Retina	1790	50	50	50	50
Choroid	408	1750	5690	26500	16000
Sclera	128000	119000	481000	93100	34200

The BD pattern of vector DNA in different tissues was sclera>RPE/choroid>retina, which was consistent with the BD pattern in cynomolgus monkeys shown in Example 3. The gel formulation had higher RPE/choroid BD than sucrose formulation. Moreover, the BD was comparable between formulations, except that the Gel B appeared to be higher in choroid for vector DNA. In cynomolgus monkey SCS studies, the Gel B formulations had higher retina and choroid BD than sucrose formulation. In general, the BD in cynomolgus monkeys was higher than in minipigs, except for sucrose formulation in retina.

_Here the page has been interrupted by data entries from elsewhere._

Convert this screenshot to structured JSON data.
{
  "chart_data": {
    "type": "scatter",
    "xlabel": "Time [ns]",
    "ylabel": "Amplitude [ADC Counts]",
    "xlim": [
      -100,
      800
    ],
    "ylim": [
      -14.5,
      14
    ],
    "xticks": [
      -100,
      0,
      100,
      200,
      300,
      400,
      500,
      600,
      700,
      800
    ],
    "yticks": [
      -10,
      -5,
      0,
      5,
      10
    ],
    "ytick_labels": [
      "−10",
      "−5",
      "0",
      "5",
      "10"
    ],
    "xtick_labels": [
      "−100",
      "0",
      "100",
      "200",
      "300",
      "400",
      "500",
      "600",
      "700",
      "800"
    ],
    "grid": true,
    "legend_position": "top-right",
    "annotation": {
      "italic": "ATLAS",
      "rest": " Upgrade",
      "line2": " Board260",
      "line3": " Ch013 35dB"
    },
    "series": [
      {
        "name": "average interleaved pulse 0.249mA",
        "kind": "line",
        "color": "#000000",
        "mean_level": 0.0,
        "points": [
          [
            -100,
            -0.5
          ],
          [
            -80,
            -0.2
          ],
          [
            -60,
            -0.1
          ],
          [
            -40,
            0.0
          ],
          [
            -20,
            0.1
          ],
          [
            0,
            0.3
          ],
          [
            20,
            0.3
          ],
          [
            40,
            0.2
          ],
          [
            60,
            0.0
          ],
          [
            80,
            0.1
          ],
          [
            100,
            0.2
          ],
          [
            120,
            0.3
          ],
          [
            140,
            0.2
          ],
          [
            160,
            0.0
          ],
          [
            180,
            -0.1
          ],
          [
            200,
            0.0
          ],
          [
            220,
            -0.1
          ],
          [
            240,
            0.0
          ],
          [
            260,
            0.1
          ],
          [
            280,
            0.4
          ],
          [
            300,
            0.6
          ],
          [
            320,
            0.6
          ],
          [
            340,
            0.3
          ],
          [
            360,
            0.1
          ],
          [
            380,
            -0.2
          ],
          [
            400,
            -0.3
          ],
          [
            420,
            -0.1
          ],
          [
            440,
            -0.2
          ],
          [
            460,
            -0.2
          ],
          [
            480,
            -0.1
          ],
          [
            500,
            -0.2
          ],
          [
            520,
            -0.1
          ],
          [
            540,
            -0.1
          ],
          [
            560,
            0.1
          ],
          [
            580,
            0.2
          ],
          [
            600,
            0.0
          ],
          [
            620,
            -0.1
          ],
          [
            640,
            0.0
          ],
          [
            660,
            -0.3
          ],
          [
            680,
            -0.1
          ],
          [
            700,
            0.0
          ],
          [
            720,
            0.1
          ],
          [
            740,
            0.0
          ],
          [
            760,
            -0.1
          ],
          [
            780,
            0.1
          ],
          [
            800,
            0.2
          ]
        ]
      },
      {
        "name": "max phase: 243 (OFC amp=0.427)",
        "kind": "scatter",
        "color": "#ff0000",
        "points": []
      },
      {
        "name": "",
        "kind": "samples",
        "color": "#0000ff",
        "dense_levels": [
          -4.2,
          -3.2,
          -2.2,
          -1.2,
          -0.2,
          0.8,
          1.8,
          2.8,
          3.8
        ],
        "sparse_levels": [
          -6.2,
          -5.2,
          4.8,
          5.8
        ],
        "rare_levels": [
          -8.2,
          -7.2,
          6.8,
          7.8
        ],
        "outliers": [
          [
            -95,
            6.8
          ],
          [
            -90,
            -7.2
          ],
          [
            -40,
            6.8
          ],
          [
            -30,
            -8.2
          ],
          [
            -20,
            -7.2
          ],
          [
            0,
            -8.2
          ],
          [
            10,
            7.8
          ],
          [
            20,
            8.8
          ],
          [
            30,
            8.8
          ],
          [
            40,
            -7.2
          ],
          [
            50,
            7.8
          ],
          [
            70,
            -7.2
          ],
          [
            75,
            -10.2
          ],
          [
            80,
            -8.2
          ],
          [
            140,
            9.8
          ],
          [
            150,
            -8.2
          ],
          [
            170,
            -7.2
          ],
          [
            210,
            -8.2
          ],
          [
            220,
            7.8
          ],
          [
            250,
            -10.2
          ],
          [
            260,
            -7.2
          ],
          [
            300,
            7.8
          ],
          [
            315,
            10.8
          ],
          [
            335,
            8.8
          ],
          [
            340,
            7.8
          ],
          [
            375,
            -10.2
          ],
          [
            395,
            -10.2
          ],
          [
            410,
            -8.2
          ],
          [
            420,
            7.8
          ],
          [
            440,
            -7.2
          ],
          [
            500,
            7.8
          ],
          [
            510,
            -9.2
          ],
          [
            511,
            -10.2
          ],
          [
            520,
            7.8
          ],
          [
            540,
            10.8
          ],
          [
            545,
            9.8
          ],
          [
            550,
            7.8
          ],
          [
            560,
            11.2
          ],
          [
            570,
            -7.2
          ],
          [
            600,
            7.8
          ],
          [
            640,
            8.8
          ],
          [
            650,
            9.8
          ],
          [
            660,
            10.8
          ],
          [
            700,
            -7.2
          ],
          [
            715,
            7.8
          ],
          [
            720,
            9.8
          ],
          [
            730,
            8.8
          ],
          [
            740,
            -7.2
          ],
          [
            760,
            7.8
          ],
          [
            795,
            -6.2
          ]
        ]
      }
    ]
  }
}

The GFP protein (transgene product (TP)) concentrations in tissues were also measured (cohorts a and b) and shown in Table 26. OD was collected for TP quantification. BLQ was 18.8 pg/ml/mg total protein. Data distribution and averages from cohorts a and b were comparable. Gel B had higher (8.5×) mean TP concentration in retina when compared to sucrose formulation. Transgene product of Gel B was also slightly higher in choroid based on these data.

TABLE 26
Transgene product (GFP) Concentrations in Tissues

	AAV.CAG.GFP Modified DPBS with Sucrose
	GFP concentration (ng/mg protein)

Retina	0.00988	0.00596	0.00933	0.0034	0.0029	0.0029
Choroid	0.068	0.036	0.223	0.258	0.16	0.0037
Sclera	0.498	0.776	0.97	0.879	1.143	0.137

	AAV.CAG.GFP Gel B Formulation
	GFP concentration (ng/mg protein)

Retina	0.0038	0.0415	0.104	0.031	0.106	0.0068
Choroid	0	0.0638	0.281	0.12	0.137	0.168
Sclera	0.167	0.3	2.314	0.708	0.087	0.565

On average, the gel formulation resulted in less transgene product (TP) expression in sclera and a much greater increase in TP expression in retina 29 days following rAAV SCS injection, as compared to the control formulation that does not form a gel in the SCS.

EQUIVALENTS

Although the invention is described in detail with reference to specific embodiments thereof, it will be understood that variations which are functionally equivalent are within the scope of this invention. Indeed, various modifications of the invention in addition to those shown and described herein will become apparent to those skilled in the art from the foregoing description and accompanying drawings. Such modifications are intended to fall within the scope of the appended claims. Those skilled in the art will recognize, or be able to ascertain using no more than routine experimentation, many equivalents to the specific embodiments of the invention described herein. Such equivalents are intended to be encompassed by the following claims.

All publications, patents and patent applications mentioned in this specification are herein incorporated by reference into the specification to the same extent as if each individual publication, patent or patent application was specifically and individually indicated to be incorporated herein by reference in their entireties.